Zwei Kinder von Kojoten außerhalb von NYC angegriffen

Kojote an Deck

Ein 3-jähriges Mädchen wurde am Dienstag von einem Kojoten in einem Vorort von New York City gebissen, nur vier Tage nach einem ähnlichen Angriff auf ein anderes Kind, so LoHud.com. Die beiden Angriffe ereigneten sich in Rye, etwa 30 Meilen nordöstlich von Manhattan, in einem Abstand von etwa 2,5 Kilometern.
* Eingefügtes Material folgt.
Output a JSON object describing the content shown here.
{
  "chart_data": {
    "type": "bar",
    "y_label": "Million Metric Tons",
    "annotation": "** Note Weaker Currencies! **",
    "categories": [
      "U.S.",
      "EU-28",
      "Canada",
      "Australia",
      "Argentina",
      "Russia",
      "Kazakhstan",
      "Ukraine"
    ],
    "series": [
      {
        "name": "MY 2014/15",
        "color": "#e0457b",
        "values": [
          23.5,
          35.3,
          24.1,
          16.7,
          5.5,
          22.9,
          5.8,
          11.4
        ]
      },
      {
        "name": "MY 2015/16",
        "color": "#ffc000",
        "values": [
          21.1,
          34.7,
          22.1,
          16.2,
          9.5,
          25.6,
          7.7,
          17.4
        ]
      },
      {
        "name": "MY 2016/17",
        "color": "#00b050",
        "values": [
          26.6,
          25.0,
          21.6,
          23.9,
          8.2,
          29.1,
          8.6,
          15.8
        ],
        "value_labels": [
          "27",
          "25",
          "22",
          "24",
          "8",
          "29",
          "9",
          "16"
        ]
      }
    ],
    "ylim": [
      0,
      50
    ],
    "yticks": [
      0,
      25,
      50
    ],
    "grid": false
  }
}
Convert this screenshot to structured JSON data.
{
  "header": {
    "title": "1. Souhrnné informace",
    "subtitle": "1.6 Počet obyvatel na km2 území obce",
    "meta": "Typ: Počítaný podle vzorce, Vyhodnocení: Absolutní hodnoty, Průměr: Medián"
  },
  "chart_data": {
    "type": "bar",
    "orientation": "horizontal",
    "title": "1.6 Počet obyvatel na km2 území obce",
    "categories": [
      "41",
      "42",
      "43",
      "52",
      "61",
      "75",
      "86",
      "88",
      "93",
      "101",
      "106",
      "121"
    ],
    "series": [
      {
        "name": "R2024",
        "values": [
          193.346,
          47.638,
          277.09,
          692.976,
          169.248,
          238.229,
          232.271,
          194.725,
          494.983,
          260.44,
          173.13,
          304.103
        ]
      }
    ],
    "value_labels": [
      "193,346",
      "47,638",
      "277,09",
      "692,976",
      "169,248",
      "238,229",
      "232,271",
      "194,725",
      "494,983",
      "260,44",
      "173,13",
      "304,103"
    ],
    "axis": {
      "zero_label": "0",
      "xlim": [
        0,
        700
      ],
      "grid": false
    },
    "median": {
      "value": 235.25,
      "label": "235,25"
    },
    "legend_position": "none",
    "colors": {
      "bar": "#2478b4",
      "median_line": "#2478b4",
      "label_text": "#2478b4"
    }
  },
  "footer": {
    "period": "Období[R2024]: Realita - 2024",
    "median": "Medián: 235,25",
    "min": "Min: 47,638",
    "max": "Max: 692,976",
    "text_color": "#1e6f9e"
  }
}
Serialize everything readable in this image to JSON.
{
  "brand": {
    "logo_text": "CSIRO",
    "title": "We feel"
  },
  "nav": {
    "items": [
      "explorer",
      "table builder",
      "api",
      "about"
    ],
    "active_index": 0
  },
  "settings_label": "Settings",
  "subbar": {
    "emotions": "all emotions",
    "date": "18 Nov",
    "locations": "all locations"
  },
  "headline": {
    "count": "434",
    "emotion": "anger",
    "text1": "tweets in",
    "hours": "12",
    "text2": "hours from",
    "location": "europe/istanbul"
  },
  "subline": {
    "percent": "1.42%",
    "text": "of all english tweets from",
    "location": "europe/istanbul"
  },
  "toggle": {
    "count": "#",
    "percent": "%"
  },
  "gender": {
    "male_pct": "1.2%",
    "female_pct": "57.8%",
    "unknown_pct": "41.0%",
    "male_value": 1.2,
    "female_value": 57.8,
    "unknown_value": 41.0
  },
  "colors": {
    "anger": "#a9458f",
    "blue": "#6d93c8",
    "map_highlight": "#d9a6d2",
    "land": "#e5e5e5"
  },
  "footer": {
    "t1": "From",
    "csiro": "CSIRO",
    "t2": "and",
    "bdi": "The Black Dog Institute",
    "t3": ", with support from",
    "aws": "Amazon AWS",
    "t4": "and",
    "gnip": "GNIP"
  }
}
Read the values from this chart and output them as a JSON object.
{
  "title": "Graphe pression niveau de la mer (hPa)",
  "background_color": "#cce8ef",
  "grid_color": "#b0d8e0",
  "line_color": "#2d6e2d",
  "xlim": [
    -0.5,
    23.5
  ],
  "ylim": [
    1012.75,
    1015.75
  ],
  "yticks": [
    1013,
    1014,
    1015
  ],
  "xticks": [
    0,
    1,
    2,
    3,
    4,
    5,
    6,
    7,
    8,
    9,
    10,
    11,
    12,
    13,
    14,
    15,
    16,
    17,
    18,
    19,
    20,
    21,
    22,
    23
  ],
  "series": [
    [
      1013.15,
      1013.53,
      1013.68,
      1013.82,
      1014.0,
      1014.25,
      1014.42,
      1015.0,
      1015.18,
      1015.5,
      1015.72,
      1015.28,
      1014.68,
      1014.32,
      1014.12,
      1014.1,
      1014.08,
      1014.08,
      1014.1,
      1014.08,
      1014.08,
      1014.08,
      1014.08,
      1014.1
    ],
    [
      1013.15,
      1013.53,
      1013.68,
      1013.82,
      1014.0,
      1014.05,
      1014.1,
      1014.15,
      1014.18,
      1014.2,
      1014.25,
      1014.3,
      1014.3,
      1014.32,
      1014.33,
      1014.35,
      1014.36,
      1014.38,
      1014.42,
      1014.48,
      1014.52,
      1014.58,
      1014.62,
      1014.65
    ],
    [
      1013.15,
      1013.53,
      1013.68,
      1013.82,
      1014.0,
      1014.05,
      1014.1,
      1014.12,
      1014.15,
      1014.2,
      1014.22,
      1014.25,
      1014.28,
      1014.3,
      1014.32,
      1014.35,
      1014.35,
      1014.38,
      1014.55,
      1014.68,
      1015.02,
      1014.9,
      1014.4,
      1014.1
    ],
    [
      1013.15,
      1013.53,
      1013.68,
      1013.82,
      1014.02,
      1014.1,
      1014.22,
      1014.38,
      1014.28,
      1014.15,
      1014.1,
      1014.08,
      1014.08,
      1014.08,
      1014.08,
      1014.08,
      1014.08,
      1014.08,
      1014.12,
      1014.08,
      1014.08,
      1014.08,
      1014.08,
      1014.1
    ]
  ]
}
"Zwei Vorfälle innerhalb weniger Tage im Gegensatz zu sechs, die in einem Jahr landesweit gemeldet wurden, geben Anlass zur Sorge,"sagt Roggenbürgermeister Doug French.

Das Mädchen wurde in ihrem Hinterhof an Hals und Rumpf gebissen und wegen nicht lebensbedrohlicher Verletzungen behandelt. Am 25. Juni attackierten zwei Kojoten ein 6-jähriges Mädchen, als sie auf dem Hof ​​ihrer Familie spielte, was zu einigen Kratzern führte.

Seit diesen beiden Angriffen dürfen Polizisten in Rye Kojoten auf Sicht erschießen und alle Gefangenen töten. Der Polizeichef warnt die Bewohner, dass kleine Kinder nicht unbeaufsichtigt draußen spielen dürfen.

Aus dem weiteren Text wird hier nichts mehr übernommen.